Having to finish an activity he has started is typical of autism. My son also finds it impossible to leave something half finished, or even to put away toys that he hasn't finished playing a game with.
Again his association with certain clothes for certain activities is typical of being on the spectrum and again is rigid behaviours and routines.
At the top of this forum page, click on the Health Page and read the DSM IV Diagnostic Criteria for Autism. I have posted it there and parents have posted examples of their child's behaviour that fits the criteria.
Your son does sound to me like he is on the autistic spectrum which could be Aspergers, High Functioning Autism, PDD NOS. The important thing is he is going to find mainstream school very hard to deal with without the recognition of his difficulties and the supports he needs.

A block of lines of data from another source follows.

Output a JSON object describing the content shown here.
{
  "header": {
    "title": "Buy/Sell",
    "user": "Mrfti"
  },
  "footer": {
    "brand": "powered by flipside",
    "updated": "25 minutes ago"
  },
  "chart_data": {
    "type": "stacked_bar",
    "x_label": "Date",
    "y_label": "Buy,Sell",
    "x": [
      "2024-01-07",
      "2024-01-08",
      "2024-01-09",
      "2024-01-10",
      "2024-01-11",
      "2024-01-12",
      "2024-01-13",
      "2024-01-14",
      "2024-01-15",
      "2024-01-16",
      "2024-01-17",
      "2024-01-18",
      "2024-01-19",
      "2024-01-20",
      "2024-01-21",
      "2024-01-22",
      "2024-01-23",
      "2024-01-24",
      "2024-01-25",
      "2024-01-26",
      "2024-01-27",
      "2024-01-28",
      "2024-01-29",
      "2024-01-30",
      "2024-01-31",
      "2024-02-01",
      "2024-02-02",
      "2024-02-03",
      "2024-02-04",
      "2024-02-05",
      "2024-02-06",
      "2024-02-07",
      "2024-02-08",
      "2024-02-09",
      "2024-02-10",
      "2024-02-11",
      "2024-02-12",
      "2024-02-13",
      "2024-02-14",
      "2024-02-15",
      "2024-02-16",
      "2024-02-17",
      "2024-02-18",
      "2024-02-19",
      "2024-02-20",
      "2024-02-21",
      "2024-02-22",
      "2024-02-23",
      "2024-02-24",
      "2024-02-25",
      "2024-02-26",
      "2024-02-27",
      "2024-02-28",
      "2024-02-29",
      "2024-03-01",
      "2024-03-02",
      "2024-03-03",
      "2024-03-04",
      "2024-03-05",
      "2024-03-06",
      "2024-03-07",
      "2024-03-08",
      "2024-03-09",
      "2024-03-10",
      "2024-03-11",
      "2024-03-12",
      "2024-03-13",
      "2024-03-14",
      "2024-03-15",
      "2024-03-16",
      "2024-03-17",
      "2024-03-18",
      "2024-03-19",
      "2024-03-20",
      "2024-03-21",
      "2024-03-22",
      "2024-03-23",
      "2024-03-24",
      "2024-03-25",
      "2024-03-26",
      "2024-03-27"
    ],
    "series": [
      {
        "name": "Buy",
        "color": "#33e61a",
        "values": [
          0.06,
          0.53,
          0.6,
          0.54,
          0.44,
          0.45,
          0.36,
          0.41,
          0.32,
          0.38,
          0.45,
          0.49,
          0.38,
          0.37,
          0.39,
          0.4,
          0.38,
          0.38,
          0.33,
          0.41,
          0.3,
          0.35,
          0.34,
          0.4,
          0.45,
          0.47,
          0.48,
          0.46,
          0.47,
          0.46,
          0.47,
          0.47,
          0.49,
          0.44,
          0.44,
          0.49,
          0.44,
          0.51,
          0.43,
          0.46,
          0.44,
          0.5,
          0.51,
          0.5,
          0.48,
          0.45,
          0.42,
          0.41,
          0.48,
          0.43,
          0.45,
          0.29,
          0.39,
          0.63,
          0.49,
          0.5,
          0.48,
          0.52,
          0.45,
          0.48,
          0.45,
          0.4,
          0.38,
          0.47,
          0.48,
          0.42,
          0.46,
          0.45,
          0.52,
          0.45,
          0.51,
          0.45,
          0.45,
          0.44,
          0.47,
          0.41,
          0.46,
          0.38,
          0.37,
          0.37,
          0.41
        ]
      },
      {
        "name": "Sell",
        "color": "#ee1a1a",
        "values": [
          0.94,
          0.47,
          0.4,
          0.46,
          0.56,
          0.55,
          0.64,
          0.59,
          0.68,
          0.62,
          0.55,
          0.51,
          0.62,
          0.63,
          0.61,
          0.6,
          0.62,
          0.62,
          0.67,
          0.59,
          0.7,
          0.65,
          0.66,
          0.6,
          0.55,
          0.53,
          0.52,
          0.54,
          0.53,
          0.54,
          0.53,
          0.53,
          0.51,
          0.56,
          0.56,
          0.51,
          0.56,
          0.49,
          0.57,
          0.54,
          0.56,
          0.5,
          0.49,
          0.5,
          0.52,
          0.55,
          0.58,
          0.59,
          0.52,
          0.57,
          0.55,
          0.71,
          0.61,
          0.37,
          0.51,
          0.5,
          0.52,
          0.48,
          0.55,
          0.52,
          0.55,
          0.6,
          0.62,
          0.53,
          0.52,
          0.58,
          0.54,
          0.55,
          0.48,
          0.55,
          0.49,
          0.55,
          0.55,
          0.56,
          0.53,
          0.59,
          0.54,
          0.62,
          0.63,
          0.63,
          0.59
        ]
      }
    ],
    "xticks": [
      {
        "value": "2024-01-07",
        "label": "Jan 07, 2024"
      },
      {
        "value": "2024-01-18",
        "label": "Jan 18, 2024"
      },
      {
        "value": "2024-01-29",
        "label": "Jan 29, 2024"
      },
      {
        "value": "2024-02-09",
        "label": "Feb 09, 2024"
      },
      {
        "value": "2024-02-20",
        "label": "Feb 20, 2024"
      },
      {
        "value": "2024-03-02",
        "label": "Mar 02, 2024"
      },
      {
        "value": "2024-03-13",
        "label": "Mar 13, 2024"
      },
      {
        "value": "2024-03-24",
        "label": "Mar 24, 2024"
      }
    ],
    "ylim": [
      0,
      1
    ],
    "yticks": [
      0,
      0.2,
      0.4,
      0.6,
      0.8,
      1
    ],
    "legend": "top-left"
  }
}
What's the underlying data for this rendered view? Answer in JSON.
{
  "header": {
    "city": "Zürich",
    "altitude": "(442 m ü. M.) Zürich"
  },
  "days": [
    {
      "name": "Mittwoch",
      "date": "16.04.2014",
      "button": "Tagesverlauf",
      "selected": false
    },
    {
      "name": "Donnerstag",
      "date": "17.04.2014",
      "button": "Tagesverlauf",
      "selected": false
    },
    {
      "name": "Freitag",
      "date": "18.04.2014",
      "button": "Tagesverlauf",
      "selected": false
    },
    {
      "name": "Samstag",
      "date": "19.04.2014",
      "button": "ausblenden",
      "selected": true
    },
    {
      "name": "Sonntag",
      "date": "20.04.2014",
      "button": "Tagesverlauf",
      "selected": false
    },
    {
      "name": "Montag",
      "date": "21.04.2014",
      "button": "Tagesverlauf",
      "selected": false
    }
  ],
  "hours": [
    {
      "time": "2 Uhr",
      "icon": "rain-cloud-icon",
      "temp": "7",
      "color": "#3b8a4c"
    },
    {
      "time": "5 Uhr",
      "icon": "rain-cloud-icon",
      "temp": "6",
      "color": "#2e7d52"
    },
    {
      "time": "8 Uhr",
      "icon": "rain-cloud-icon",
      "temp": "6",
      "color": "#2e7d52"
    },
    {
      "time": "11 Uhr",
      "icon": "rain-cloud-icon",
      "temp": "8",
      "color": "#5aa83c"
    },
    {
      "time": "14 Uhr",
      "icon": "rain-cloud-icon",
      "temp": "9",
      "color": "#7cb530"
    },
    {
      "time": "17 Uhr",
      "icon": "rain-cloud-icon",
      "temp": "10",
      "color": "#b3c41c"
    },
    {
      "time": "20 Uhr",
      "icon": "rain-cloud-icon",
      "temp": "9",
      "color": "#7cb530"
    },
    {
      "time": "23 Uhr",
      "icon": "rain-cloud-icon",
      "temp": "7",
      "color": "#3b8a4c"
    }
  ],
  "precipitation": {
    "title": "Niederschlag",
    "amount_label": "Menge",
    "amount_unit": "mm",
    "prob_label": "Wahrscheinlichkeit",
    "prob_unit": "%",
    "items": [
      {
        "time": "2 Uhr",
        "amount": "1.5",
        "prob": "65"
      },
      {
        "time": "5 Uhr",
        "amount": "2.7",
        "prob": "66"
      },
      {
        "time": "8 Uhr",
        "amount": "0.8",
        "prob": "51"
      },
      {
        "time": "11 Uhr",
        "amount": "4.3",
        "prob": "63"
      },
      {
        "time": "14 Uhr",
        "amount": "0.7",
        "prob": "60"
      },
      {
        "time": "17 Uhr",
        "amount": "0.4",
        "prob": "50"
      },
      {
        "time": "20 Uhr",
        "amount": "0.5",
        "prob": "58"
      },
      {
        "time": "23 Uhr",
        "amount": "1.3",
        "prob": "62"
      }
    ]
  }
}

Contact the National Autistic Society in your country for advice about getting a diagnosis, what educational supports he should have access to, what your legal rights are regarding education etc.
I would also advise joining a parent support group and finding out about any clubs or groups where teenagers on the spectrum can meet.
If your son does not understand 'why' he is different it is going to badly effect his self esteem. Being autistic means that he will have some disabilities as well as some abilities way above his peers.